Vancouver, B.C.–Kennady Diamonds announced that it has acquired six mining leases from GGL Resources Corp. in the Northwest Territories for a cash sum of $200,000.
The leases adjoin the southern border of De Beers’ Gahcho Kué mine, comprising roughly 4,233 hectares to bring the total land position for the Kennady North project to over 71,000 hectares.
They are approximately 168 miles east-northeast of Yellowknife, the capital of Northwest Territories, and also are adjacent to 11 mining leases the company acquired from GGL in 2013.
Of particular interest to the company in its new leases is the “Blob Lake” target, it said, which is located in an unnamed lake a little more than 3 miles southwest of the Gahcho Kué mine. It is defined by indicator mineral and geochemical studies conducted by GGL years ago.
GGL Resources retains a 0.75 percent royalty interest on all mineral products that the property on those six mining leases produces, but at any time before commencement of production, Kennady has the right to purchase one-third of the royalty, or 0.25 percent, for $1 million.
Kennady Diamonds Inc. controls 100 percent of the Kennady North diamond project in the Northwest Territories.

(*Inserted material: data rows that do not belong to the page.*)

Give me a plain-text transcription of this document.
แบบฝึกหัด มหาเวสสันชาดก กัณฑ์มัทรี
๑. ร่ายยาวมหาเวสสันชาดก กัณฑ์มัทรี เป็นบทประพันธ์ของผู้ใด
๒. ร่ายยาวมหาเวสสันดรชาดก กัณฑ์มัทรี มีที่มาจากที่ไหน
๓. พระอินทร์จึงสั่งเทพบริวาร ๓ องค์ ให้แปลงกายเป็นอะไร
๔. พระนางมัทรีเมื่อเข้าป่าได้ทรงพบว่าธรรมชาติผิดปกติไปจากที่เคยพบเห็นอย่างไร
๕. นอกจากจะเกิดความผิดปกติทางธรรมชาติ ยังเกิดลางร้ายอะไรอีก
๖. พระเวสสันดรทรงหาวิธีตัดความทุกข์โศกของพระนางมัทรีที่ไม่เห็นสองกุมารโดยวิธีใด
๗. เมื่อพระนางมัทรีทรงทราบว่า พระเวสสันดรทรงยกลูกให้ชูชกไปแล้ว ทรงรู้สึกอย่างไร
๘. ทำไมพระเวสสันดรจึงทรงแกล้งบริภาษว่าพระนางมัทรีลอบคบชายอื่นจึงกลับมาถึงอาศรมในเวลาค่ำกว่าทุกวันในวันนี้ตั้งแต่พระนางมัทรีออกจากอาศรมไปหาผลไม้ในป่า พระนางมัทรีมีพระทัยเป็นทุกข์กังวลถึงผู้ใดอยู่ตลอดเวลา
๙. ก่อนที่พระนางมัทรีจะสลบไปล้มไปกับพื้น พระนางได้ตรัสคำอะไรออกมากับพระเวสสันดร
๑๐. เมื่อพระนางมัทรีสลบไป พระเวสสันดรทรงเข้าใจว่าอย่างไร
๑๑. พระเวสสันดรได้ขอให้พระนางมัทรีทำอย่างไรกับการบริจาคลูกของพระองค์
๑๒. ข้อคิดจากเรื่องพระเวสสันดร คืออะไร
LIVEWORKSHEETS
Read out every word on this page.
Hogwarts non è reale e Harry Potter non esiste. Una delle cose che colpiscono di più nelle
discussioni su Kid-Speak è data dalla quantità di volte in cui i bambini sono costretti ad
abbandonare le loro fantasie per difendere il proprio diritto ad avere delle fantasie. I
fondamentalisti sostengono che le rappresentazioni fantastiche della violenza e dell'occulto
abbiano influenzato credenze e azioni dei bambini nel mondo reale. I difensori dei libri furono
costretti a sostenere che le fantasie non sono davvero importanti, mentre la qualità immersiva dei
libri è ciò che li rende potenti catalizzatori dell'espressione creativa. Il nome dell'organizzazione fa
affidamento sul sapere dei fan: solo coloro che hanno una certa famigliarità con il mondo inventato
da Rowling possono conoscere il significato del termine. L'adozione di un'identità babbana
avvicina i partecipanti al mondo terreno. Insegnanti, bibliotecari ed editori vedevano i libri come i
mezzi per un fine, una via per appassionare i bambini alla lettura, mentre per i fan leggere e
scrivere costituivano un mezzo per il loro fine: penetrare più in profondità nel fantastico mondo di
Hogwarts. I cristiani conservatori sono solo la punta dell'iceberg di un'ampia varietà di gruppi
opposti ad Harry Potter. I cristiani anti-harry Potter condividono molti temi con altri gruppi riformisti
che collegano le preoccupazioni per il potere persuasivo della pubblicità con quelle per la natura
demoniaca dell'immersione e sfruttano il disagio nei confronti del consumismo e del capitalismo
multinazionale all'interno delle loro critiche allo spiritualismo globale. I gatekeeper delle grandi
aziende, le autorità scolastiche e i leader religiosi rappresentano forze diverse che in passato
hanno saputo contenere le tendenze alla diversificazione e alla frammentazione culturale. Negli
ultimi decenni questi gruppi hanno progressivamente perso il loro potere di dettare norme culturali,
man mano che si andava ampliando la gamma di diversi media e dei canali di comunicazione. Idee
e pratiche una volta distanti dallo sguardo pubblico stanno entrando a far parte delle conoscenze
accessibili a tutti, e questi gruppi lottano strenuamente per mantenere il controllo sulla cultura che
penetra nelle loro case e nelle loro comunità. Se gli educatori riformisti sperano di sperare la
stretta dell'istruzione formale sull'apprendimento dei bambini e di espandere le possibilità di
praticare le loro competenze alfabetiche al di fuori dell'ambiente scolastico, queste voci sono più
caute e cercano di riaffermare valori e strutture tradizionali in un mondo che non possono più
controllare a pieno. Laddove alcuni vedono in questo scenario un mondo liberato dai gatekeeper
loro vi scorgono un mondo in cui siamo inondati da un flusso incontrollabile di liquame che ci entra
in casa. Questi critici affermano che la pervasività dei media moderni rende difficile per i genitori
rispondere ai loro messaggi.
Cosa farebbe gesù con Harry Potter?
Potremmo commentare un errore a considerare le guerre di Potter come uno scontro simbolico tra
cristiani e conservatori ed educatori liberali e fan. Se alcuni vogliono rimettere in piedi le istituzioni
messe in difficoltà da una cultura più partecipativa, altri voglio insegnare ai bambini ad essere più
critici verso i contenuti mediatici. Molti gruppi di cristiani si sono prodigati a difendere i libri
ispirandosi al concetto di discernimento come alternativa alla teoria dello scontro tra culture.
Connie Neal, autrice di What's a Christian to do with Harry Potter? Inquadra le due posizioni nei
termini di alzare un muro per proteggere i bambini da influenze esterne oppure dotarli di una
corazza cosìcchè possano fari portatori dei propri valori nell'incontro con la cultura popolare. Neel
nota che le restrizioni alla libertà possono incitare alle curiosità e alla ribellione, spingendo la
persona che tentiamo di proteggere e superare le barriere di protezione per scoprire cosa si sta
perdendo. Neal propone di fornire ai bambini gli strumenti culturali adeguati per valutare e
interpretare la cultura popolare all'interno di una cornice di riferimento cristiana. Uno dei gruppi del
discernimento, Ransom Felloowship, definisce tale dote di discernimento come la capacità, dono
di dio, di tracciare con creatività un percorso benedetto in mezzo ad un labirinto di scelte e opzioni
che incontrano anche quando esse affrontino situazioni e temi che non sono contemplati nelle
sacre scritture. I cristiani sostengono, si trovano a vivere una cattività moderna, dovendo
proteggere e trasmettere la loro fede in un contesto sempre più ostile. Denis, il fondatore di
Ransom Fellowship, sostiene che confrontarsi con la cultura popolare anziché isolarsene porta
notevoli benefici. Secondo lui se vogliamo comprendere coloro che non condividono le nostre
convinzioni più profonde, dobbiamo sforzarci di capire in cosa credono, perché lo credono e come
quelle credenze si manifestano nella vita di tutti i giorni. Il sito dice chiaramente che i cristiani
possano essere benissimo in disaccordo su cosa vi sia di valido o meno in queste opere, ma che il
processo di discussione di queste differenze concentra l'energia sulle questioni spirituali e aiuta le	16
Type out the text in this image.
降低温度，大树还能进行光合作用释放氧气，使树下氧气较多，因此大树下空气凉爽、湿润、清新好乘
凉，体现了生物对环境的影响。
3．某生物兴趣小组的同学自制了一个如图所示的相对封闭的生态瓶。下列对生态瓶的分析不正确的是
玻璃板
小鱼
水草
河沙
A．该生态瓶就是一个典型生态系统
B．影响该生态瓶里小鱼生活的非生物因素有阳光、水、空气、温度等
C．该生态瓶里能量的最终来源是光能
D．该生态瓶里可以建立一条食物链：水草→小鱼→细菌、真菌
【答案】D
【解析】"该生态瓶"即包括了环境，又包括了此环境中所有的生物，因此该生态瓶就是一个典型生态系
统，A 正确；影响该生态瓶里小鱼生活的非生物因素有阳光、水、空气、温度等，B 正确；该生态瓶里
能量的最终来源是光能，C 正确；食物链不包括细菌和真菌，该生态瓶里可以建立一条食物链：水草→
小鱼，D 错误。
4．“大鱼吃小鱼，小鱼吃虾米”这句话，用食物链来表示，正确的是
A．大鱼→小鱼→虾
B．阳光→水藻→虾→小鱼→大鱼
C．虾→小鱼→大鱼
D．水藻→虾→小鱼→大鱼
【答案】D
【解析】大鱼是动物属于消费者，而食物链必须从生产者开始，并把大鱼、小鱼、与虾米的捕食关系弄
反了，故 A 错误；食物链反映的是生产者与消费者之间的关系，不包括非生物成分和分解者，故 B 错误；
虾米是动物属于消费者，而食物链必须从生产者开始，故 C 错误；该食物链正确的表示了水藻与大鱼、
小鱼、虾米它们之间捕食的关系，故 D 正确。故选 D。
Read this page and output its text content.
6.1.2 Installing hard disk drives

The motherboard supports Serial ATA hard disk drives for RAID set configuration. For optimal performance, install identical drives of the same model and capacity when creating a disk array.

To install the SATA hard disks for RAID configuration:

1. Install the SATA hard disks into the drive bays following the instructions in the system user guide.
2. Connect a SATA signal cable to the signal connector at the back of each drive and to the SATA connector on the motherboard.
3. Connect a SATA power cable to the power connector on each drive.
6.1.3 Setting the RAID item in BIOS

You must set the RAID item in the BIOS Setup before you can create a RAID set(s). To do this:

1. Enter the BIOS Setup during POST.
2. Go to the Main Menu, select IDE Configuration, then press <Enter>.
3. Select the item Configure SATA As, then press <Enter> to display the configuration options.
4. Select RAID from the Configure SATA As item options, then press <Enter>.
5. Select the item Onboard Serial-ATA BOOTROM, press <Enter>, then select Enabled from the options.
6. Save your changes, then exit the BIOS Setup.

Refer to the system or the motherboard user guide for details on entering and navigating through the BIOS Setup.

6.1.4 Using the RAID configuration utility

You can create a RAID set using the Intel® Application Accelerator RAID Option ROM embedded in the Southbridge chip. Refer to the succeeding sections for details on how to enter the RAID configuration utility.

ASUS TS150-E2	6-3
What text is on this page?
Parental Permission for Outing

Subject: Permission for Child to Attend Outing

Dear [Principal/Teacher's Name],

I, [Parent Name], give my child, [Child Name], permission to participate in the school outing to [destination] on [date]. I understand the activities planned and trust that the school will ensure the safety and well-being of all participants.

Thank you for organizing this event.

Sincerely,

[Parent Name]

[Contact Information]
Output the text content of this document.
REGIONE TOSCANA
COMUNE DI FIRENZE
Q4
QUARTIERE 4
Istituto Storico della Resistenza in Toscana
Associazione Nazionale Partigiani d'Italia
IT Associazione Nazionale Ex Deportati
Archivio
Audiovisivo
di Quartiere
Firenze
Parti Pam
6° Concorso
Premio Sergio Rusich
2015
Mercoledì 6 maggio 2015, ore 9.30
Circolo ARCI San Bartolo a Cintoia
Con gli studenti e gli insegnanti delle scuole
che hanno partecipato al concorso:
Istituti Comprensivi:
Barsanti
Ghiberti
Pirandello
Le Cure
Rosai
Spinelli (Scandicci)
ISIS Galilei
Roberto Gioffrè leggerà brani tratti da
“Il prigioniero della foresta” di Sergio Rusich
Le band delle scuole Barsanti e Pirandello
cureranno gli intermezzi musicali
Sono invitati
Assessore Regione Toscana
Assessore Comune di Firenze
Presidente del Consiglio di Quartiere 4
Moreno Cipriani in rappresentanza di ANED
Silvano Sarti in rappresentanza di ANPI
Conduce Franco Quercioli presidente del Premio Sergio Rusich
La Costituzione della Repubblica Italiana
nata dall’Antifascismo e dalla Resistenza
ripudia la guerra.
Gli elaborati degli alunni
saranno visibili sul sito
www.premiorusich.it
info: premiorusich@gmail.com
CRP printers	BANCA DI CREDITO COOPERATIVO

“We are delighted with this acquisition. It is a natural extension to our portfolio and strengthens our land position within the Kelvin-Faraday Corridor,” President and CEO Rory Moore said. “Although our primary focus will remain the Kennady North area, we look forward to testing kimberlite targets within the new leases, beginning with an in-depth review of the historical data.”